Informing us of the different ways highly similar diseases can present through emotional, diet-related, and physical cues, this man showed us how very dependent we in the big-bad-West have become on Science rather than Medicine. Had one of the doctors been working that day, testing would have been required of dozens of patients—not for confirmation, but to provide an answer that she did not already know. Back in the States, malaria is an elusive disease, one that testing cannot always confirm. My family remains unsure to this day if my brother has actually had malaria, though he was tested and treated in both Europe and the U.S. It turned out that without conclusive testing, there was just no way for doctors to know.

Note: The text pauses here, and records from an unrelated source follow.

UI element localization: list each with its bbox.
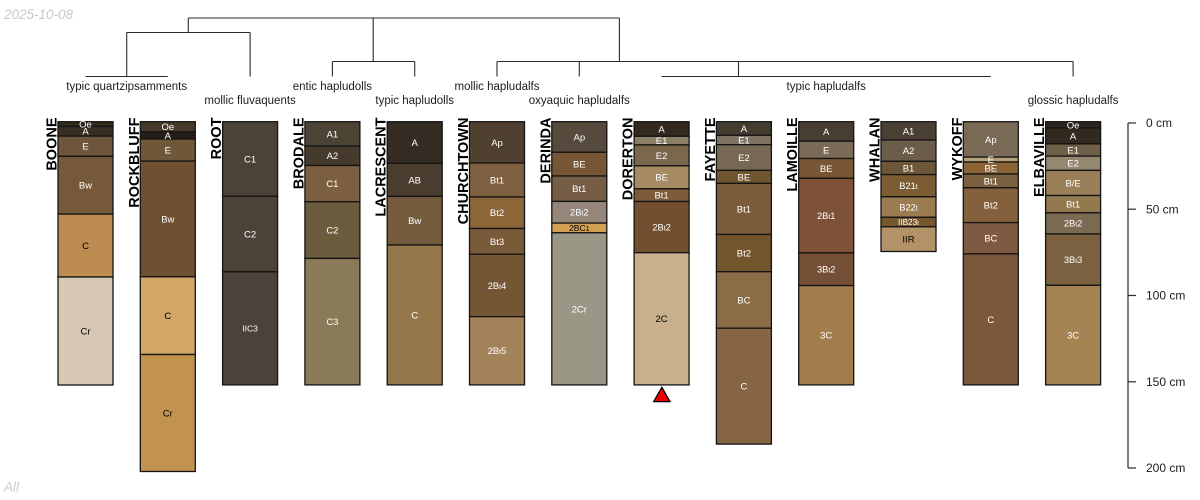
svg-text:C3: C3 — [326, 317, 338, 328]
svg-text:BC: BC — [737, 295, 750, 306]
svg-text:BE: BE — [738, 172, 751, 183]
svg-text:BE: BE — [573, 160, 586, 171]
svg-text:E: E — [823, 145, 829, 156]
svg-text:E2: E2 — [1067, 159, 1079, 170]
svg-text:IIC3: IIC3 — [242, 323, 258, 333]
svg-text:Bt3: Bt3 — [490, 237, 504, 248]
svg-text:C: C — [164, 311, 171, 322]
svg-text:Bt1: Bt1 — [984, 176, 998, 187]
svg-text:Bw: Bw — [161, 214, 174, 225]
svg-text:B1: B1 — [903, 163, 915, 174]
svg-text:Bt1: Bt1 — [572, 184, 586, 195]
svg-text:B22t: B22t — [899, 202, 918, 212]
svg-text:E: E — [82, 142, 88, 153]
svg-text:0 cm: 0 cm — [1146, 116, 1172, 130]
svg-text:Bw: Bw — [79, 181, 92, 192]
svg-text:E2: E2 — [656, 151, 668, 162]
svg-text:C: C — [740, 382, 747, 393]
svg-text:Cr: Cr — [163, 408, 173, 419]
svg-text:A: A — [823, 127, 830, 138]
svg-text:A2: A2 — [903, 146, 915, 157]
svg-text:Bt2: Bt2 — [490, 208, 504, 219]
svg-text:BE: BE — [820, 164, 833, 175]
svg-text:Ap: Ap — [985, 135, 997, 146]
svg-text:C1: C1 — [326, 179, 338, 190]
svg-text:2Bt2: 2Bt2 — [652, 222, 671, 232]
svg-text:B21t: B21t — [899, 181, 918, 191]
svg-text:C1: C1 — [244, 154, 256, 165]
svg-text:E1: E1 — [656, 136, 668, 147]
svg-text:A1: A1 — [903, 126, 915, 137]
svg-text:Ap: Ap — [573, 132, 585, 143]
svg-text:glossic hapludalfs: glossic hapludalfs — [1028, 95, 1119, 107]
svg-text:Ap: Ap — [491, 138, 503, 149]
svg-text:Bw: Bw — [408, 216, 421, 227]
svg-text:100 cm: 100 cm — [1146, 289, 1185, 303]
svg-text:3C: 3C — [1067, 331, 1079, 342]
svg-text:A: A — [165, 131, 172, 142]
svg-text:C: C — [411, 310, 418, 321]
svg-text:IIB23t: IIB23t — [898, 218, 919, 227]
svg-text:3Bt2: 3Bt2 — [817, 265, 836, 275]
svg-text:2Cr: 2Cr — [572, 304, 587, 315]
svg-text:2Bt1: 2Bt1 — [817, 211, 836, 221]
svg-text:A1: A1 — [327, 129, 339, 140]
svg-text:150 cm: 150 cm — [1146, 375, 1185, 389]
svg-text:2Bt4: 2Bt4 — [488, 281, 507, 291]
svg-text:mollic fluvaquents: mollic fluvaquents — [204, 95, 296, 107]
svg-text:Bt1: Bt1 — [654, 191, 668, 202]
svg-text:IIR: IIR — [902, 235, 914, 246]
svg-text:E: E — [165, 146, 171, 157]
svg-text:2Bt2: 2Bt2 — [570, 208, 589, 218]
svg-text:A: A — [741, 124, 748, 135]
svg-text:E1: E1 — [738, 135, 750, 146]
svg-text:E1: E1 — [1067, 145, 1079, 156]
svg-text:200 cm: 200 cm — [1146, 461, 1185, 475]
svg-text:AB: AB — [408, 175, 421, 186]
svg-text:BC: BC — [984, 234, 997, 245]
svg-text:E2: E2 — [738, 153, 750, 164]
svg-text:3Bt3: 3Bt3 — [1064, 255, 1083, 265]
svg-text:All: All — [3, 480, 20, 495]
svg-text:entic hapludolls: entic hapludolls — [293, 81, 373, 93]
svg-text:2Bt2: 2Bt2 — [1064, 219, 1083, 229]
svg-text:C: C — [987, 315, 994, 326]
svg-text:C2: C2 — [326, 226, 338, 237]
svg-text:typic hapludalfs: typic hapludalfs — [787, 81, 867, 93]
svg-text:Bt2: Bt2 — [984, 201, 998, 212]
svg-text:C: C — [82, 241, 89, 252]
svg-text:mollic hapludalfs: mollic hapludalfs — [454, 81, 539, 93]
svg-text:Bt1: Bt1 — [737, 204, 751, 215]
svg-text:2025-10-08: 2025-10-08 — [3, 7, 74, 22]
svg-text:BE: BE — [655, 173, 668, 184]
svg-text:A2: A2 — [327, 151, 339, 162]
svg-text:Bt2: Bt2 — [737, 249, 751, 260]
svg-text:Bt1: Bt1 — [1066, 200, 1080, 211]
svg-text:A: A — [658, 124, 665, 135]
svg-text:C2: C2 — [244, 230, 256, 241]
svg-text:A: A — [1070, 131, 1077, 142]
svg-text:Cr: Cr — [80, 326, 90, 337]
svg-text:typic hapludolls: typic hapludolls — [375, 95, 454, 107]
svg-text:A: A — [82, 127, 89, 138]
svg-text:Oe: Oe — [1067, 120, 1080, 131]
svg-text:2Bt5: 2Bt5 — [488, 346, 507, 356]
svg-text:50 cm: 50 cm — [1146, 202, 1179, 216]
svg-text:oxyaquic hapludalfs: oxyaquic hapludalfs — [529, 95, 630, 107]
svg-text:B/E: B/E — [1065, 178, 1080, 189]
svg-text:BE: BE — [984, 163, 997, 174]
svg-text:3C: 3C — [820, 331, 832, 342]
svg-text:Bt1: Bt1 — [490, 175, 504, 186]
svg-text:A: A — [412, 138, 419, 149]
svg-text:typic quartzipsamments: typic quartzipsamments — [66, 81, 187, 93]
svg-text:2C: 2C — [656, 314, 668, 325]
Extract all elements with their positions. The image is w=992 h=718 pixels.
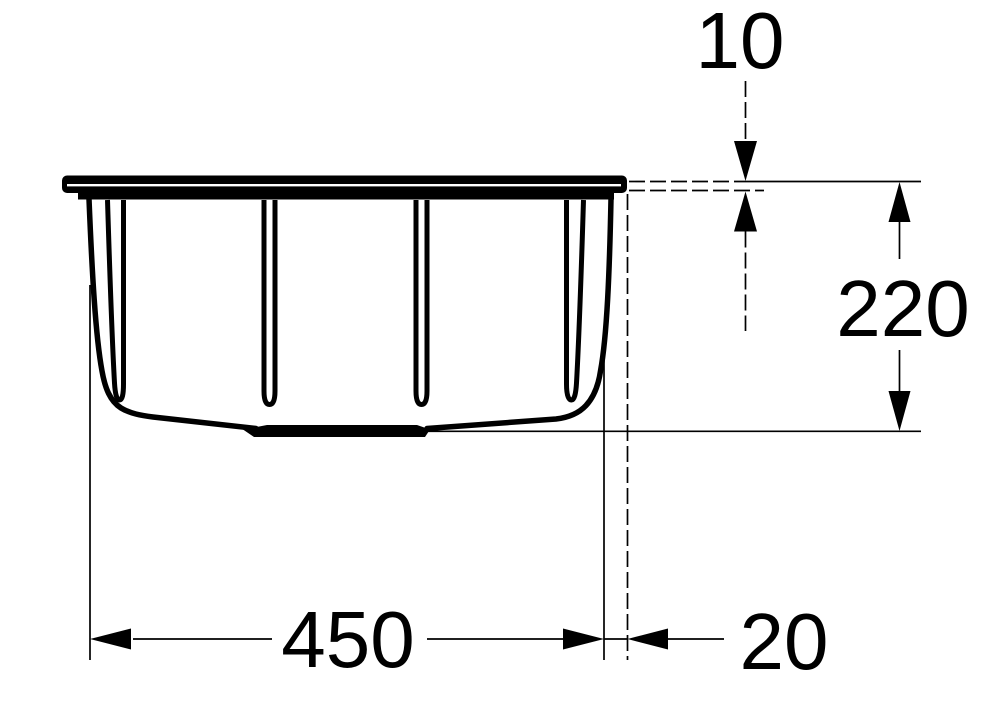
dim-width: 450 bbox=[90, 285, 604, 684]
rim-flange bbox=[62, 176, 627, 200]
dim10-arrow-up bbox=[734, 192, 757, 232]
dim-overhang: 20 bbox=[604, 194, 828, 686]
rim-top-surface-line bbox=[67, 184, 621, 186]
dim450-arrow-right bbox=[563, 629, 604, 650]
dim10-arrow-down bbox=[734, 141, 757, 181]
dim220-arrow-down bbox=[889, 391, 911, 431]
dim220-arrow-up bbox=[889, 182, 911, 222]
dim220-label: 220 bbox=[836, 264, 969, 353]
dim10-label: 10 bbox=[696, 0, 785, 85]
wire-mid-right bbox=[416, 200, 427, 405]
drawing-canvas: 10 220 450 20 bbox=[0, 0, 992, 718]
drain-boss bbox=[243, 425, 430, 437]
dim450-label: 450 bbox=[281, 595, 414, 684]
dim20-arrow-left bbox=[628, 629, 669, 650]
bowl-outline bbox=[89, 199, 611, 437]
wire-left bbox=[108, 200, 124, 400]
wire-mid-left bbox=[264, 200, 275, 405]
dim20-label: 20 bbox=[740, 597, 829, 686]
wire-right bbox=[567, 200, 584, 400]
technical-drawing: 10 220 450 20 bbox=[0, 0, 992, 718]
basket-wires bbox=[108, 200, 584, 405]
dim450-arrow-left bbox=[90, 629, 131, 650]
dim-rim-thickness: 10 bbox=[629, 0, 784, 331]
rim-underside bbox=[78, 185, 614, 200]
sink-section bbox=[62, 176, 627, 438]
dim-depth: 220 bbox=[424, 182, 970, 432]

Obviously, this Mumbai doctor’s skill has been driven by need. People simply cannot afford to get tested at one of the hospitals, and there are serious consequences to such limited circumstances. But over the decades, he seems to have gotten something right.
In a time when medical companies and practitioners are desperate to streamline their practices, while environmentalists point to medicine as one of the greatest wasters of resources, it was inspiring to see the apparently reliable answers born of experience and necessity.
This was true medicine; Dr. Mehta listened to the human body and the human behind it, and intervened minimally by western standards, but as much as he reasonably could in these conditions. In the end, I was impressed with the quality of care this doctor provided; but it was the contrast his practice of hands-on and experiential medicine provided with our own barely humane methods that rekindled my conviction to change this field and its work abroad.